GWT / AJAX Performance Tools

Performance is important in your Web applications, especially in your client code. If you're a GWT user, I wanted to highlight a particularly useful benchmarking library - Jiffy and it's Firebug counterpart. It is the case that Safari's developer tools and Firebug by itself make user-injected benchmarking code less relevant for macro-benchmarks. But, if you're interested in fine-grained measurements and creating a rolling log of them, I found the developer tools a bit lacking.

Benchmarking is really just about specifying two points - a start and a stop. Giving that benchmark a label can be useful, and being able to review logs of these benchmarks over time would also be nice. Jiffy does all of this, with minimal setup time, and if you install the Firebug plugin, very immediate results.

First I downloaded the jiffy.js source and plugged this script tag into the HEAD of my GWT application's main HTML page:

script language="javascript" type="text/javascript" src="jiffy.js"

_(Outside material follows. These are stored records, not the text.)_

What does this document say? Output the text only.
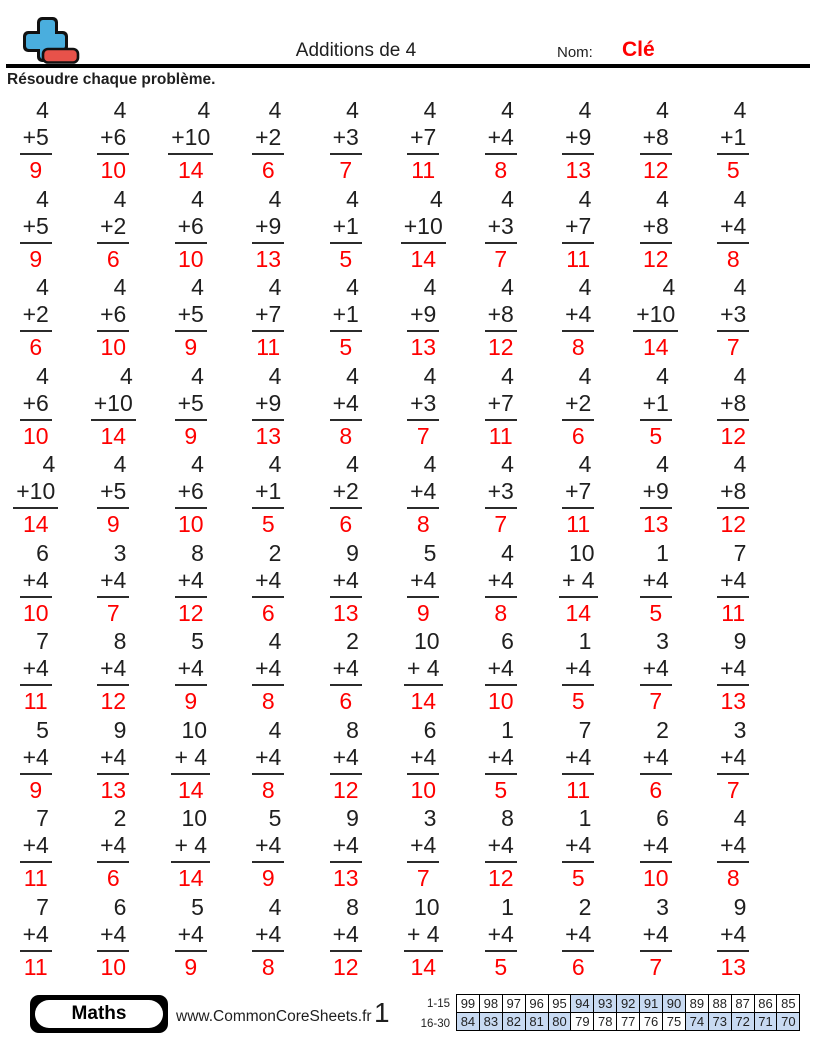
Additions de 4	Nom: Clé
Résoudre chaque problème.
4
+5
9
4
+6
10
4
+10
14
4
+2
6
4
+3
7
4
+7
11
4
+4
8
4
+9
13
4
+8
12
4
+1
5
4
+5
9
4
+2
6
4
+6
10
4
+9
13
4
+1
5
4
+10
14
4
+3
7
4
+7
11
4
+8
12
4
+4
8
4
+2
6
4
+6
10
4
+5
9
4
+7
11
4
+1
5
4
+9
13
4
+8
12
4
+4
8
4
+10
14
4
+3
7
4
+6
10
4
+10
14
4
+5
9
4
+9
13
4
+4
8
4
+3
7
4
+7
11
4
+2
6
4
+1
5
4
+8
12
4
+10
14
4
+5
9
4
+6
10
4
+1
5
4
+2
6
4
+4
8
4
+3
7
4
+7
11
4
+9
13
4
+8
12
6
+4
10
3
+4
7
8
+4
12
2
+4
6
9
+4
13
5
+4
9
4
+4
8
10
+ 4
14
1
+4
5
7
+4
11
7
+4
11
8
+4
12
5
+4
9
4
+4
8
2
+4
6
10
+ 4
14
6
+4
10
1
+4
5
3
+4
7
9
+4
13
5
+4
9
9
+4
13
10
+ 4
14
4
+4
8
8
+4
12
6
+4
10
1
+4
5
7
+4
11
2
+4
6
3
+4
7
7
+4
11
2
+4
6
10
+ 4
14
5
+4
9
9
+4
13
3
+4
7
8
+4
12
1
+4
5
6
+4
10
4
+4
8
7
+4
11
6
+4
10
5
+4
9
4
+4
8
8
+4
12
10
+ 4
14
1
+4
5
2
+4
6
3
+4
7
9
+4
13
Maths	www.CommonCoreSheets.fr 1	1-15
16-30
99	98	97	96	95	94	93	92	91	90	89	88	87	86	85
84	83	82	81	80	79	78	77	76	75	74	73	72	71	70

Then I created this simple class to wrap the required Jiffy calls as Java methods:

public class JiffyUtils {
public native static void mark(String markerName) /*-{
if( $wnd.Jiffy )
$wnd.Jiffy.mark(markerName);
}-*/;

public native static void measure(String measurementName, String markerName) /*-{
if( $wnd.Jiffy )
$wnd.Jiffy.measure(measurementName, markerName);
}-*/;
}

...and I was ready to go! I inserted numerous marks and measures into a particularly slow, esoteric series of operations and determined where my bottlenecks were; oddly enough, it lead me to the discovery of the slowness of HashMaps in GWT 1.4 and, to a lesser extent, in 1.5 (Google for "HashMap optimizations gwt" for a bit more info.

Turns out I didn't need continual performance measurements, but Jiffy does offer a bunch of support for it. You can either get a JSON object out of Jiffy with all of your measurements by wrapping a call to
$wnd.Jiffy.getMeasures();
in a JSNI method, which I used momentarily but did not rely upon heavily. You can also use the Jiffy Batch and Realtime logging, which is explained on their site and would be useful for those interested in maintaining backlogs of their performance metrics for analysis.